В один из вечеров, обдумывая своё «незавидную» участь, Полина наконец приняла единственно правильное с её точки зрения решение: надо бежать в Москву. Григорий Борисович, понятное дело, не отпустит, значит, надо бежать… тайно! Утром следующего дня она перед выходом на молитву собрала вещи в походный рюкзачок, прибрала в комнате и написала записку вежливости. В записке Полина благодарила всех за дни, проведённые в станице, а главное, в храме. Ссылалась на неотложные обстоятельства, девушка просила простить её за столь поспешное бегство. «Разве бывает непоспешное бегство?» – грустно усмехнулась она, дописывая фразу. Но исправлять написанное не стала.
Время близилось к обеду. Григорий чуть раньше остальных стал спускаться с верхних лесов. На ярусе, где Полина выкрашивала намеченный орнамент, он задержался. «Где же она?» – подумал Гриша, оглядывая ярус сквозь контражур осветительных приборов. Полины нигде не было. На выходе из храма ему встретился сторож Кузьма.
– Борисыч, твоя Полинка-то с вещичками подалась. Обидел, поди?
– Что значит подалась? – переспросил Гриша.
– А то и значит. Гляжу, выбегает девонька из храма и к себе в домик направляется. Удивился я, что за поспешность такая, может, случилось чаво. Хотел я было в храм-то зайти, глянуть, что да как, смотрю: бежит прямо к воротцам. Рюкзачок за спиной так и подпрыгивает, так и подпрыгивает. Ух ты, думаю. А она глядь, и исчезла за домами, только пыль на дороге вспуршила чуток. Не любо, думаю, дело такое, ох, не любо! Я вслед. Тут автобус, как на грех, подъезжает. Гляжу, минуты не прошло, а он уж и отъезжает. Пыль столбом! А в окошке ейном наша ласточка сидит, головку опустила, не повернётся. Я кричу водиле, машу рукой, чтоб остановился – куды там! Унёсся быстрее ветра толстозадый. Как подговорили…
Кузьма перевёл дух и уставился вопросительно на Григория. Тот слушал, не шелохнувшись.
– Давно уехала?
– Часа с полтора уж, поди.
– Что молчал?
– Так ведь, – запнулся Кузьма, – откуда ж мне знать-то? Ты вот что мне скажи…
– Погодь! – Григорий нахмурился. С минуту молчал, потом встрепенулся. – Отцу скажешь: нижайше прошу прощения. Отворяй ворота!
Часть 7В голосе Григория сказалось столько решительности, что Кузьма, не рассуждая, понёсся к воротам. А Гриша распахнул створки настоятельского гаража, прыгнул за руль УАЗ Патриота, или, как его величали в станице, «Михайловой конки», и с замиранием сердца открыл бардачок.
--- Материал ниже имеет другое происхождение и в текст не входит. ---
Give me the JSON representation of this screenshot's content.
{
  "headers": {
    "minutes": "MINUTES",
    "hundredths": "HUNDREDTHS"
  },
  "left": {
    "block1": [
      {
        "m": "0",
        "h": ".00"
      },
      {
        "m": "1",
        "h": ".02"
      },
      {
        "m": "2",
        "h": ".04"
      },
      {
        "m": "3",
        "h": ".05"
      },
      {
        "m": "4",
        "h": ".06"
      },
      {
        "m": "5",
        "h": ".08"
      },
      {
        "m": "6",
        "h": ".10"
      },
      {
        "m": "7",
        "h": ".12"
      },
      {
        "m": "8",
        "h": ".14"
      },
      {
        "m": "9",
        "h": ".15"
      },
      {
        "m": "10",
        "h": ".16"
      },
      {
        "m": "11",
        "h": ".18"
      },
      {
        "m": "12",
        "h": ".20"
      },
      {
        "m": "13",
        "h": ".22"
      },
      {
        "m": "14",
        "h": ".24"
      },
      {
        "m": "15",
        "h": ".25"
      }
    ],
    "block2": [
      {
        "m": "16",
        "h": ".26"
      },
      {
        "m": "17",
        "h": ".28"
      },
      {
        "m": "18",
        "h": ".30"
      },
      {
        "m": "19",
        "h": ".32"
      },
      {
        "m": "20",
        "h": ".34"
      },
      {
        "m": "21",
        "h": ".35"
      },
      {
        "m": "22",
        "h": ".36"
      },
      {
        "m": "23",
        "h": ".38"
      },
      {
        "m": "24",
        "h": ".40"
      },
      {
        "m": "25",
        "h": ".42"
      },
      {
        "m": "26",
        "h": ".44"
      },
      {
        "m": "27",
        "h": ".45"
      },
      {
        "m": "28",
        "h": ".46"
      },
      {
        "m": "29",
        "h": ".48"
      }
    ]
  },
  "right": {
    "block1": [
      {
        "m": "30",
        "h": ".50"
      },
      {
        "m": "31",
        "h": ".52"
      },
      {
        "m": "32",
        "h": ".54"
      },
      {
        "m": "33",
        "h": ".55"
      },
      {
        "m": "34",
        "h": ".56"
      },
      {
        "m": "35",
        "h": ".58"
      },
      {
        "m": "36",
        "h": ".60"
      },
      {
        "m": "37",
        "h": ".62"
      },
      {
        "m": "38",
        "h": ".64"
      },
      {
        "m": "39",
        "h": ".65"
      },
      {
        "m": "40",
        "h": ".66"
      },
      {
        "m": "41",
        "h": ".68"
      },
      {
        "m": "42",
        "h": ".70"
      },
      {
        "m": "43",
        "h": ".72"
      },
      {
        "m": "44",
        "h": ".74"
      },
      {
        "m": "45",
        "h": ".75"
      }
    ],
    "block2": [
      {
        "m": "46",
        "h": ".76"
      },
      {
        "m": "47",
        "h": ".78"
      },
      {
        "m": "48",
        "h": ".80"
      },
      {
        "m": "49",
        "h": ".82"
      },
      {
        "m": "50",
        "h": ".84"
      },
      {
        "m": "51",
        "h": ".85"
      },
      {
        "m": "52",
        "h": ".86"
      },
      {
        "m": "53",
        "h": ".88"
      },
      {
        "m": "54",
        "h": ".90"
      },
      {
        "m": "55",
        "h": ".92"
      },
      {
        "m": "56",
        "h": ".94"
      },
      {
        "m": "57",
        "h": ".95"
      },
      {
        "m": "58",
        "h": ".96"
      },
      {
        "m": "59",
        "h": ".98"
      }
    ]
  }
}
Есть! Документы на машину лежали, как обычно, поверх ОСАГОвских страховок.
В замке зажигания торчал ключ, оставленный отцом Михаилом (чтоб не потерялся). «Господи, прости меня грешного!» – прошептал Григорий и повернул ключ. УАЗ вздрогнул, выкатился из гаража и, набирая скорость, промчался мимо Кузьмы и через десять секунд скрылся на дальних улицах…
То ли удача сопутствовала нашему герою, то ли Господь «прикрыл» любимца, но случилось чудо. Весь долгий путь до города Ставрополь Гриша гнал батиного «козлика» в галоп, не считаясь ни с какими дорожными ограничениями, промчался, как ветер, мимо трёх несговорчивых постов ДПС и подкатил к вокзалу «без замечаний»! Оставив машину на площади, он поднялся по лестнице на платформу и вбежал в зал ожидания. В дальнем углу на широкой деревянной лавке сидела Полина. Поджав под себя ноги и опустив голову, она разглядывала стоптанный, давно не крашеный пол.
– Полина… – беззвучно позвал девушку Григорий.
Она будто услышала шелест Гришиных губ, немного встрепенулась, но потом снова, как раненый голубок, нахохлилась и замерла, опустив голову.
– Полина… – Гриша глядел на неё и никак не мог сосредоточиться.
Его взгляд мутили, будто ливневые струи по стеклу, нахлынувшие неожиданно и некстати воспоминания прошлых лет. То он, двадцатипятилетний бродяга, стоит на Дворцовой площади. Искусство Древнего Египта, только что виденное им в Эрмитаже, не помещается в голове, перестраивает работу обоих полушарий, понуждает к гениальности. То он, четырнадцатилетний мальчик, в Крыму спускается с горы и неожиданно выходит на нудистский пляж. Замерев, наблюдает вальяжные движения голых мужиков и баб и вдруг до слёз, до тошноты чувствует во всём этом поддельное стремление к естеству, безобразную и пошлую комедию нравов. Подростку становится нестерпимо больно и стыдно за них и за самого себя, увидевшего такое. Не чувствуя усталости, Гриша лезет обратно на гору почти по вертикальной тропе. На вершинке переводит дух, оглядывается и видит далеко внизу на отмели множество бронзовых точек. Они напоминают выброшенный волной на берег, иссыхающий под солнцем косячок мелкой салаки, рыбёшки бросовой и неприличной к изысканному столу…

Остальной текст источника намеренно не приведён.